At this time, the chuck 17 of the glass material holding mechanism 11 rotates 180 degrees in one direction with the first glass material 35, waits in that state, and rotates 180 degrees in the other direction with the second glass material 35.
Rotate 0°.

In the manner described above, the glass material 35 is held at its edges and inverted, and can be easily reversed without contaminating the glass material 35.

In addition, the glass material 35 can be reversed by vertical movement and rotation at the supplied position, and can be handled in a small space, making it a simple device, and the glass material holding mechanism 1
One chuck 18 can be prepared for reversing the next glass material 35 at the rotating position, reducing loss time and shortening takt time, allowing work to be carried out quickly and in a short time.

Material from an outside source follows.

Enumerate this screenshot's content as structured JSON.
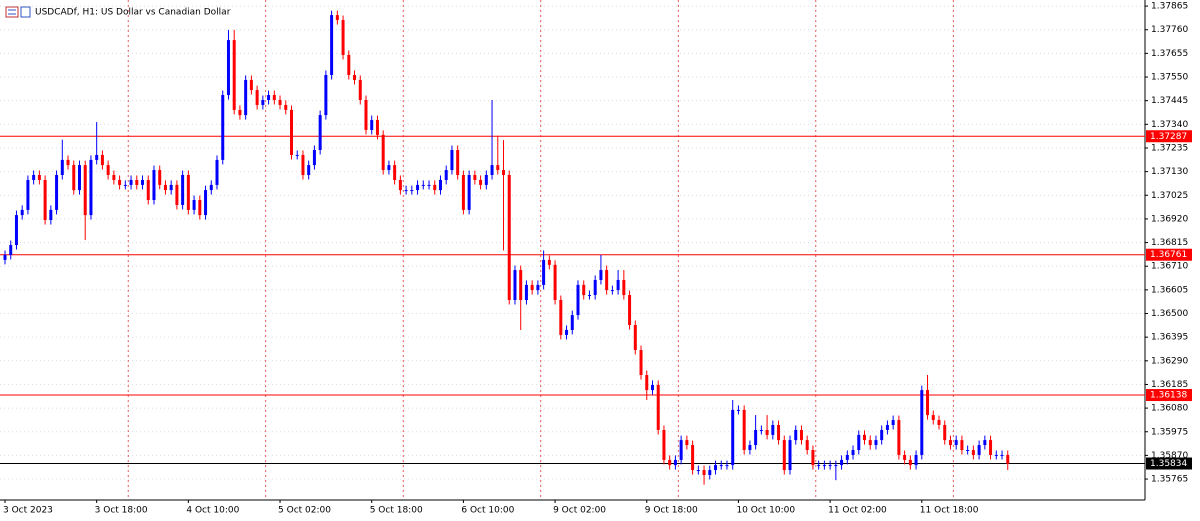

Then, it can be incorporated into an automated line to automatically and continuously invert the glass material 35, thereby improving work efficiency and automation.
Productivity can be improved.

Therefore, for example, in the manufacturing process of a liquid crystal display element, when one electrode glass substrate coated with at least a sealing material and the other electrode glass substrate are made to face each other via a gap material or a gap structure and are bonded and assembled, When either one of the glass substrates is turned over, it can be turned over in a short time without contacting the electrode formation portion of the glass substrate and its back surface.

〔Effect of the invention〕

According to the present invention, the glass material is held by its edges and is turned over, and can be easily turned over without staining the glass material.

In addition, the glass material can be reversed by vertical movement and rotation at the supplied position, which can be handled in a small space and can be a simple device. It is possible to prepare for reversal, reduce loss time, shorten takt time, and perform work quickly in a short period of time.

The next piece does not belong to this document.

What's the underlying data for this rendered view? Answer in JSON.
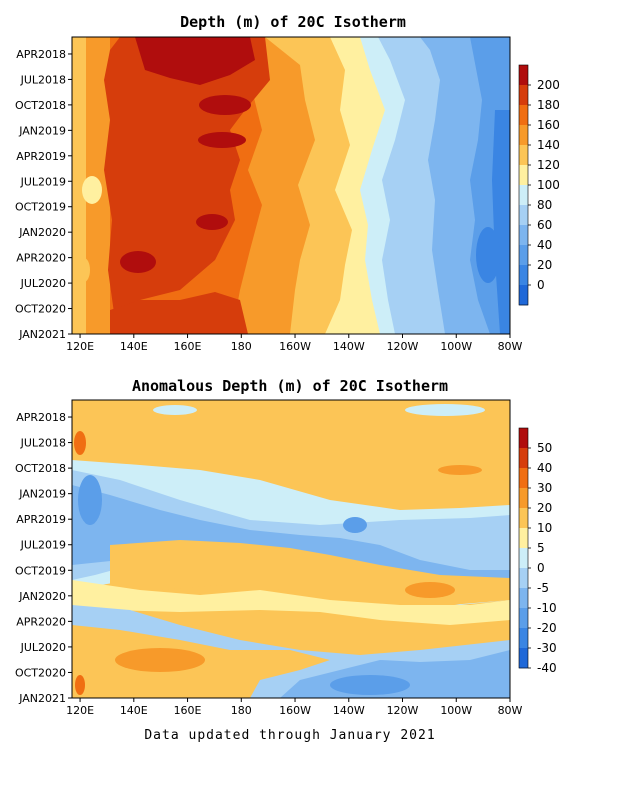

Then, it can be incorporated into an automated line to automatically and continuously invert glass materials, enabling automation and improving work efficiency and productivity.

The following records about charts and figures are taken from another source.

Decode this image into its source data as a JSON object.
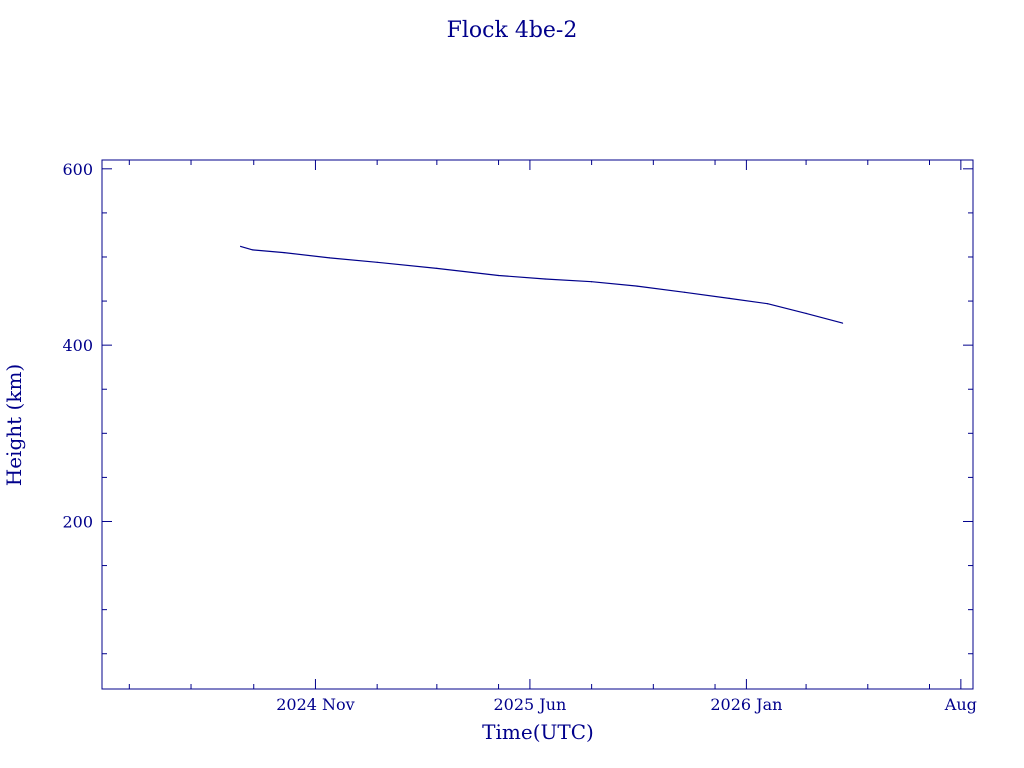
{
  "colors": {
    "foreground": "#00008b",
    "background": "#ffffff"
  },
  "chart_data": {
    "type": "line",
    "title": "Flock 4be-2",
    "xlabel": "Time(UTC)",
    "ylabel": "Height (km)",
    "x_axis": {
      "type": "date",
      "range": [
        "2024-04-04",
        "2026-08-13"
      ],
      "major_ticks": [
        {
          "date": "2024-11-01",
          "label": "2024 Nov"
        },
        {
          "date": "2025-06-01",
          "label": "2025 Jun"
        },
        {
          "date": "2026-01-01",
          "label": "2026 Jan"
        },
        {
          "date": "2026-08-01",
          "label": "Aug"
        }
      ],
      "minor_ticks": [
        "2024-05-01",
        "2024-07-01",
        "2024-09-01",
        "2025-01-01",
        "2025-03-01",
        "2025-05-01",
        "2025-08-01",
        "2025-10-01",
        "2025-12-01",
        "2026-03-01",
        "2026-05-01",
        "2026-07-01"
      ]
    },
    "y_axis": {
      "range": [
        10,
        610
      ],
      "major_ticks": [
        200,
        400,
        600
      ],
      "minor_ticks": [
        50,
        100,
        150,
        250,
        300,
        350,
        450,
        500,
        550
      ]
    },
    "grid": false,
    "series": [
      {
        "color": "#00008b",
        "x": [
          "2024-08-19",
          "2024-08-31",
          "2024-10-01",
          "2024-11-15",
          "2025-01-01",
          "2025-03-01",
          "2025-05-01",
          "2025-06-16",
          "2025-08-01",
          "2025-09-15",
          "2025-11-01",
          "2025-12-15",
          "2026-01-22",
          "2026-03-01",
          "2026-04-06"
        ],
        "y": [
          512,
          508,
          505,
          499,
          494,
          487,
          479,
          475,
          472,
          467,
          460,
          453,
          447,
          436,
          425
        ]
      }
    ]
  }
}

[Brief explanation of the drawing]

FIG. 1 is a perspective view showing an embodiment of the glass material reversing device of the present invention, FIG. 2 is a sectional view of a part of FIG. 1, and FIG. 3 is a sectional view of a liquid crystal display element. 11. Glass material holding mechanism, 12. Vertical mechanism, 13.
- Reversing mechanism, 18... Chuck, 35... Glass material.

Claims (1)

[Claims] (1) A glass material holding mechanism that removably holds the edge of the glass material and has a rotatable chuck; A vertical mechanism that moves this glass material holding mechanism up and down; A glass material reversing device characterized by comprising: a reversing mechanism that turns the glass material inside out by rotating it.